Penser le lien entre santé et droits de l’homme
22 octobre 1995 | Publié dans Droits de l'Homme
Amnesty International
Invité de la commission le 21 octobre 1995, le sociologue Daniel Defert, fondateur de Aides et ancien membre de la Commission mondiale du Sida de l'OMS (de 1989 à 1994) nous a proposé, après un rapide état des lieux de la pandémie , un renouvellement positif de la problématique "VIH et droits de l'homme". Le texte qui suit est une synthèse de son intervention publiée sous la responsabilité du Cahier médical, la transcription in extenso de cette conférence étant disponible pour ceux qui la souhaitent.
Plusieurs épidémies en une
D'après l'OMS, il y avait, à la mi 1995, environ 20 millions de personnes touchées par le virus du Sida dans le monde : ce chiffre n'est qu'une estimation car pour des raisons à la fois techniques et éthiques seuls les cas de maladie déclarée sont répertoriés. Ainsi en France, il y a 30 000 cas de sida déclaré pour un nombre estimé de 100 000 séro-positifs et 40 000 personnes suivies à l'hopital. On parle désormais de "pathologie VIH", puisqu'en cas de séropositivité connue, il y a déja suivi médical.
Cette épidémie mondiale en comprend en fait plusieurs, liées à divers modes de transmission, impliquant des mesures de préventions différentes. Pour la France, il y a ainsi 4 épidémies différentes : la première, apparue d'abord dans les centres villes, chez les homosexuels masculins; une autre qui concerne les utilisateurs de drogue par voie intra-veineuse, touchant notamment la périphérie parisienne et le sud de la France; une épidémie de transmission hétéroxuelle proche du modèle africain dans les DOM-TOM; enfin, une épidémie iatrogène liée à la transfusion sanguine.
Aujourd'hui, les pays développés ne comprennent que 15% des cas (et 92% des dépenses de traitement et de prévention). 80% des personnes atteintes et 90% des enfants touchés vivent en Afrique subsaharienne.

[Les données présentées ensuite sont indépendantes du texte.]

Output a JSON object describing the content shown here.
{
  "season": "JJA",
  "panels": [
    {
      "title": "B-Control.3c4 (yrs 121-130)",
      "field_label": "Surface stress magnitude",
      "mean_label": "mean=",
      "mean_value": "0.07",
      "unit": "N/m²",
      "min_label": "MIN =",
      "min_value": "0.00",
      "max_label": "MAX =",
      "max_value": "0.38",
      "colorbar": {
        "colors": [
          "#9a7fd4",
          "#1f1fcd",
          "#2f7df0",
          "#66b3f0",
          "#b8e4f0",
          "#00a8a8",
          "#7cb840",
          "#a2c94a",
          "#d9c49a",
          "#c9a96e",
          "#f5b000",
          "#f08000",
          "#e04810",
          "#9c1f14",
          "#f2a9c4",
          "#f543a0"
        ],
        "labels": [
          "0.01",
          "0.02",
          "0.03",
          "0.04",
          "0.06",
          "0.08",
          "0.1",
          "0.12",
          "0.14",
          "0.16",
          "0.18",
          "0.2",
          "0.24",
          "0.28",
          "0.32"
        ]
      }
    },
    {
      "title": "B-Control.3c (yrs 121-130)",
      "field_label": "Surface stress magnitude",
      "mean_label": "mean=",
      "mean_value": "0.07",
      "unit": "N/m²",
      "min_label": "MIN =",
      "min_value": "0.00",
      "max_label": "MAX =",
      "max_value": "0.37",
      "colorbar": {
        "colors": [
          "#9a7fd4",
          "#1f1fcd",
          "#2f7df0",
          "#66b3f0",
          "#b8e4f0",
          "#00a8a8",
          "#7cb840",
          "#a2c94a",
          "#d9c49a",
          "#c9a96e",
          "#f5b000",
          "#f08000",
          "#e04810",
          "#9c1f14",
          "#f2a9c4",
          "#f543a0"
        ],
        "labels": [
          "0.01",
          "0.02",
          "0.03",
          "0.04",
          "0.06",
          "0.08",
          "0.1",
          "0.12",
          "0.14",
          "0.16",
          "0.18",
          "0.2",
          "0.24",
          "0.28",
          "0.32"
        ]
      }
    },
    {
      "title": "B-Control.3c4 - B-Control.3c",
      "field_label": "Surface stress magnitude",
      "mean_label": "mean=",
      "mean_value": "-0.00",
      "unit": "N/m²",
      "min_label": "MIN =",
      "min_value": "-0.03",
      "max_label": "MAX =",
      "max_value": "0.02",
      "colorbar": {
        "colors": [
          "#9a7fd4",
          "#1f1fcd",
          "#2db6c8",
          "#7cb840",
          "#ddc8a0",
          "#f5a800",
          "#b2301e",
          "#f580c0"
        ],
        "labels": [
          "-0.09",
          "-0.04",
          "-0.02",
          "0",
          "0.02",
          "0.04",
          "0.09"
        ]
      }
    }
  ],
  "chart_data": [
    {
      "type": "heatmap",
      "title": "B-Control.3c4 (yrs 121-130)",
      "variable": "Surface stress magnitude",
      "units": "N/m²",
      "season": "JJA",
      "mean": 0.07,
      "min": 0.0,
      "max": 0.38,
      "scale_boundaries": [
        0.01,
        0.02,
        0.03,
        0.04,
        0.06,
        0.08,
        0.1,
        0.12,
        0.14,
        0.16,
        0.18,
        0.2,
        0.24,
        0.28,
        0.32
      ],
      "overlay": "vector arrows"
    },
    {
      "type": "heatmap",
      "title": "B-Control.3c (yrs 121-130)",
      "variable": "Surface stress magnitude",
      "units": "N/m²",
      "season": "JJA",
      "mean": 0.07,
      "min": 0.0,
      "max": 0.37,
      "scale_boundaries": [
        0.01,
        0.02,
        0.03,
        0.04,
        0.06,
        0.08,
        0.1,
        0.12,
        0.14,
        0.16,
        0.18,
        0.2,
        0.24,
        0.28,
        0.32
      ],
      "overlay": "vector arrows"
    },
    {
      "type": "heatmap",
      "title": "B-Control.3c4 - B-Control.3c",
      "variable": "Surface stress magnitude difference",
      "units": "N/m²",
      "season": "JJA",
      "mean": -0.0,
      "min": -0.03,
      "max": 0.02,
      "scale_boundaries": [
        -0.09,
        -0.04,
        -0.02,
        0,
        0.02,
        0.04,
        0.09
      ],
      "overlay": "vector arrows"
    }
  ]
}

L'Afrique de L'Est -jusqu'à 26% de la population contaminée dans certaines régions- est touchée dans la collonne vertébrale de son économie, 80% des malades ayant entre 15 et 45 ans. Les femmes sont touchées plus précocement que les hommes, et un ensemble d'interdits traditionnels et de difficultés économiques empêchent de protéger les enfants de 5 à 15 ans, que les Africains appellent "la fenêtre de l'espoir". L'épidemie est aggravée par les guerres et les déplacements de populations.
L'Afrique de l'ouest est moins touchée, mais l'épidémie s'y développe et 8% de la population d'Abidjan est déja atteinte. L'information est déficiente sur le Maghreb et le Moyen orient où la transmission d'homme à homme est plus visible que dans les pays d'Afrique sub-saharienne, mais la contamination fémine en forte croissance (de 17% en1989 à 33% en 1995). D'après un médecin marocain, le risque majeur pour les femmes semble être le mariage, de plus en plus précoce.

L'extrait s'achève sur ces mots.